Florida Health Choices — which has enrolled 49 people since past Spring when it first started offering discount medical plans and limited benefit plans — will start offering individuals and employers access to qualified health plans, meaning they meet the edicts laid out in the federal health-care law commonly called Obamacare.
Florida Health Choices Chief Executive Officer Rose Naff did not know when the plans would be available other than to say “soon.” They can only be sold during an annual open enrollment period which runs from November 15, 2014, through February 15, 2015.
Naff did not have any projections on the number of people who ultimately will enroll in health insurance plans through the FloridaChoices portal.
The Republican-controlled Legislature has opposed Obamacare, or the Patient Protection and Affordable Care Act, as has Gov. Rick Scott.
The decision to offer qualified health plans was made by the Florida Health Choices Board of Directors at its September meeting, Naff said. Since then, she has tried unsuccessfully to reach out to the federal government to see if the Florida Health Choices portal could interface with the healthcare.gov portal.
Naff said Florida Health Choices was contacting the federal government on behalf of its agents to determine whether they could take advantage of federal rule (HHS rule 155.20) that allows agents and brokers to enroll individuals through their own Internet web sites and help them apply for cost-sharing reductions if they qualify. Individuals earning less than $46,680 and families of four earning less than $95,400 qualify for the subsidies.
Those questions still haven’t been answered. See related story.

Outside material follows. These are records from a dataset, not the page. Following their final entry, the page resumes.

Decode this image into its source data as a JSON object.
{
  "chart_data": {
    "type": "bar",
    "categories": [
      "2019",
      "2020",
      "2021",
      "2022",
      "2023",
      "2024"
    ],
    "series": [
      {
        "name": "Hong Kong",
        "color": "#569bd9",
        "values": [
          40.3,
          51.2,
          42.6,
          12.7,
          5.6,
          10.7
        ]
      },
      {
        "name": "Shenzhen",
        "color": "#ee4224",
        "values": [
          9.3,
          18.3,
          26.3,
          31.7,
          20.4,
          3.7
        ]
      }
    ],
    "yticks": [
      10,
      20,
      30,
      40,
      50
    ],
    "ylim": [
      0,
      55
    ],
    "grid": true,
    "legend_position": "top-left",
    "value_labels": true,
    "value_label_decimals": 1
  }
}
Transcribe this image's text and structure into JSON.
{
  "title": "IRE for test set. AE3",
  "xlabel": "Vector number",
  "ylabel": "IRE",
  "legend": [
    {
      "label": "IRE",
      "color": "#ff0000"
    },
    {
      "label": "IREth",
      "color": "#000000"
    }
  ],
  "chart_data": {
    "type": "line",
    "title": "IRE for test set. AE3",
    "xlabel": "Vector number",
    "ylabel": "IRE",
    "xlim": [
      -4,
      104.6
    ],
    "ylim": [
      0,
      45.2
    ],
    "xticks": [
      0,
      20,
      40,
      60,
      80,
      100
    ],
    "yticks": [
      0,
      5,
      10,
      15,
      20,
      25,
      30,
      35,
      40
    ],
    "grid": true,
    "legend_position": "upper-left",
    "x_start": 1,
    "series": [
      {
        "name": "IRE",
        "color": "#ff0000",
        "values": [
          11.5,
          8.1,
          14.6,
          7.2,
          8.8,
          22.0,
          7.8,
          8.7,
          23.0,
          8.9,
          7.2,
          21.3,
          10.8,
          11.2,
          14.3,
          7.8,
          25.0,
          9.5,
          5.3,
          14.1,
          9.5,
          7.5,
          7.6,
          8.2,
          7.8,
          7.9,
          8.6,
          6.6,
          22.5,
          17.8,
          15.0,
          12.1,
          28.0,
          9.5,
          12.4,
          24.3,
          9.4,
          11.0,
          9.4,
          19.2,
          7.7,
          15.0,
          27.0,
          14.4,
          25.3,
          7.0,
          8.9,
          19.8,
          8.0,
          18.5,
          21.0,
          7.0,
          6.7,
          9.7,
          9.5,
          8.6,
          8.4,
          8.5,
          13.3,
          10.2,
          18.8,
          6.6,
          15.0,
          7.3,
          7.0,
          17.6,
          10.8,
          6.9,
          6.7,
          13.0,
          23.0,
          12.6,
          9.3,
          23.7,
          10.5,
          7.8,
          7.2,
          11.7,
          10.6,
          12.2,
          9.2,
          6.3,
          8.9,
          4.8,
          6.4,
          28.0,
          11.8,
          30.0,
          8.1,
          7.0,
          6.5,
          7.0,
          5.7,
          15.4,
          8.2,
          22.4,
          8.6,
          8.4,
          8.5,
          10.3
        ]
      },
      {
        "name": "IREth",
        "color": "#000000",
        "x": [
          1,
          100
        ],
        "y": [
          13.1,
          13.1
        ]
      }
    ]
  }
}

Although initially created in 2008 by then House Speaker Marco Rubio as a mandate-free zone where employers who did not want to purchase health plans bogged down with mandates could shop for alternatives, the Florida Health Choices program was tweaked in 2011 and again in 2013. It is designed to increase access to quality health care by creating a competitive market for purchasing health insurance and health services.
To that end, Naff maintains that offering access to qualified health plans is logical. But everyone sees it that way.
Greg Mellowe, policy director for the advocacy group Florida CHAIN, said the interest in subsidies is “surprsing, given how much effort they’ve made to distance and distinguish themselves from the healthcare.gov Marketplace.”
“From the consumer perspective,” Mellowe continued, “I’m not sure what benefit is associated from (Florida Health Choices) inserting itself as a middleman that adds little or no value for consumers, and that in fact still hasn’t proven that it can serve them as well as they can be served without an intermediary.”
Florida Health Choices has been given $2.4 million in state dollars to help it operate since being created in 2008. The program did not start offering health benefits until last spring.